In un anno (il 2022) sono stati 88 gli infermieri che hanno abbandonato gli ospedali di Monza e della Brianza. Non si tratta di professionisti che hanno raggiunto la meritata pensione, o che sono passati ad altri enti. Gli stessi numeri nel 2011 erano di soli 11 infermieri. A lanciare l’allarme è la Uil Fpl del Lario e della Brianza. Una carenza che non riguarda solo gli infermieri ma che, come evidenziato dal sindacato, riguarda in Lombardia (Monza e Brianza comprese) tutto il comparto della sanità. Mancano medici (soprattutto quelli di medicina generale), anestesisti, ortopedici, psicologi e psichiatri.
Le figure più carenti
“Secondo il rapporto dell’Ocse Health at a Glance – si legge nella nota della Uil Flp – in Italia ci sono 4,1 medici ogni 1.000 abitanti, superando la media Ocse di 3,7. Tuttavia, secondo la Fondazione Gimbe, mancano oltre 3100 medici di medicina generale, con una criticità evidente soprattutto in Lombardia. Inoltre, la carenza di medici specialisti in emergenza-urgenza ha un impatto significativo nei pronto soccorso e nei reparti di chirurgia d’urgenza, anestesia e rianimazione”.
Perché gli specialisti scappano
Il fuggi fuggi di medici e infermieri non è una novità. Lo denunciavano tutti i sindacati già prima dell’emergenza sanitaria. Con il covid la situazione è esplosa mettendo in evidenza le criticità sollevate. La situazione dopo la pandemia è peggiorata con medici e infermieri stremati e accanto a chi ha deciso di andare in pensione (in molti anche ancor prima di aver raggiunto l’età del pensionamento) in molti – soprattutto i più giovani – hanno preferito lasciare l’Italia per andare a lavorare all’estero attirati da stipendi maggiori e da reali possibilità di far carriera. “Le scuole di specializzazione stanno affrontando gravi difficoltà, con una significativa percentuale di borse di studio non assegnate – incalza la Uil – radioterapia (67%), farmacologia (63%), cure palliative ed emergenza-urgenza (61%), e medicina di comunità (57%). Questa situazione richiede un cambiamento strategico nel reclutamento dei giovani medici specialisti. E si prevede che nel 2024 circa 20.000 medici italiani si trasferiranno in Gran Bretagna, StatiUniti, Germania e Francia, aggravando ulteriormente la situazione. La carenza di infermieri è altrettanto problematica. Sempre secondo il rapporto Ocse, in Italia ci sono 6,2 infermieri per 1000 abitanti, molto al di sotto della media Ocse di 9,2 e lontana dai dati di Germania (12), Olanda (11,4) e Francia (9,7). Questa carenza influisce negativamente sia sul sistema sanitario pubblico che privato, comprese le RSA”.
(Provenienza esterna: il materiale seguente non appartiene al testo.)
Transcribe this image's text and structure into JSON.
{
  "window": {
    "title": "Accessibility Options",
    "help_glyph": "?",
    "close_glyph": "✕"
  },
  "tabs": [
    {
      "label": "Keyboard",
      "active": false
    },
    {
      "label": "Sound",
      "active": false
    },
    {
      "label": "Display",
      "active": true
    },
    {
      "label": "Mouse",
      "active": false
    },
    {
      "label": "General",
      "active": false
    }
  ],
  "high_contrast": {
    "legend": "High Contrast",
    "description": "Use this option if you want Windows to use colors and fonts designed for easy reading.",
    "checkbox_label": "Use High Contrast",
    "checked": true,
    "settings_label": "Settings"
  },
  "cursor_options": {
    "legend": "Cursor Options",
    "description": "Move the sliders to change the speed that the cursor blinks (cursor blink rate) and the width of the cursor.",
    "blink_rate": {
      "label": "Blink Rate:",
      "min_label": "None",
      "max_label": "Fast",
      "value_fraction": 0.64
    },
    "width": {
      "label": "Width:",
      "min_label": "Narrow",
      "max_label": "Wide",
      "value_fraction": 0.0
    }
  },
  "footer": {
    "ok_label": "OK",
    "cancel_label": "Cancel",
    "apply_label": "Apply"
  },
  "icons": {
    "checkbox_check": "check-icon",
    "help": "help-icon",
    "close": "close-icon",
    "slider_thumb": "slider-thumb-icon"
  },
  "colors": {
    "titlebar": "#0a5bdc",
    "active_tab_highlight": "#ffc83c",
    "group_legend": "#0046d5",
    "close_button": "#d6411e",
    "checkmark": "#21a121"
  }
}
Cosa fare per invertire la rotta
Cosa serve per cambiare rotta? “Per implementare la sanità territoriale regionale in Lombardia, servono 40.000 unità per le COT, le Case di Comunità e gli Ospedali di Comunità – riferiscono dal sindacato -. La carenza riguarda anche il personale tecnico-sanitario, inclusi tecnici di laboratorio, radiologi, ostetriche, tecnici della prevenzione, assistenti sanitari e fisioterapisti. Inoltre, emerge una crescente sofferenza tra gli Oss (operatori socio sanitari)”. “Per affrontare questa situazione – sottolinea Massimo Coppia, Segretario Generale Uil Flp Lario e Brianza – proponiamo alla Regione Lombardia di destinare risorse per i corsi di laurea e specializzazione per medici e personale sanitario, incentivando le borse di studio e i corsi universitari in modo mirato. La questione del reclutamento del personale è complessa e multifattoriale, richiedendo una gestione efficiente delle risorse umane e un adeguato finanziamento. Non possiamo più accettare soluzioni temporanee; è necessario che la Regione Lombardia strutturi fondi specifici per il personale medico, infermieristico, tecnico-sanitario e socio-sanitario. Per noi il concetto di riconoscimento stipendiale per medici, infermieri, sanitari e sociosanitari, implica l’adeguamento delle loro retribuzioni in linea con gli standard europei, tenendo conto delle tutele giuridiche e dei percorsi di formazione e aggiornamento professionale necessari. L’obiettivo è uniformare gli stipendi dei medici e infermieri italiani a quelli dei loro colleghi negli altri Paesi europei, garantendo una retribuzione equa e competitiva. Significa rinnovare i contratti collettivi nazionali adeguandoli all’inflazione”.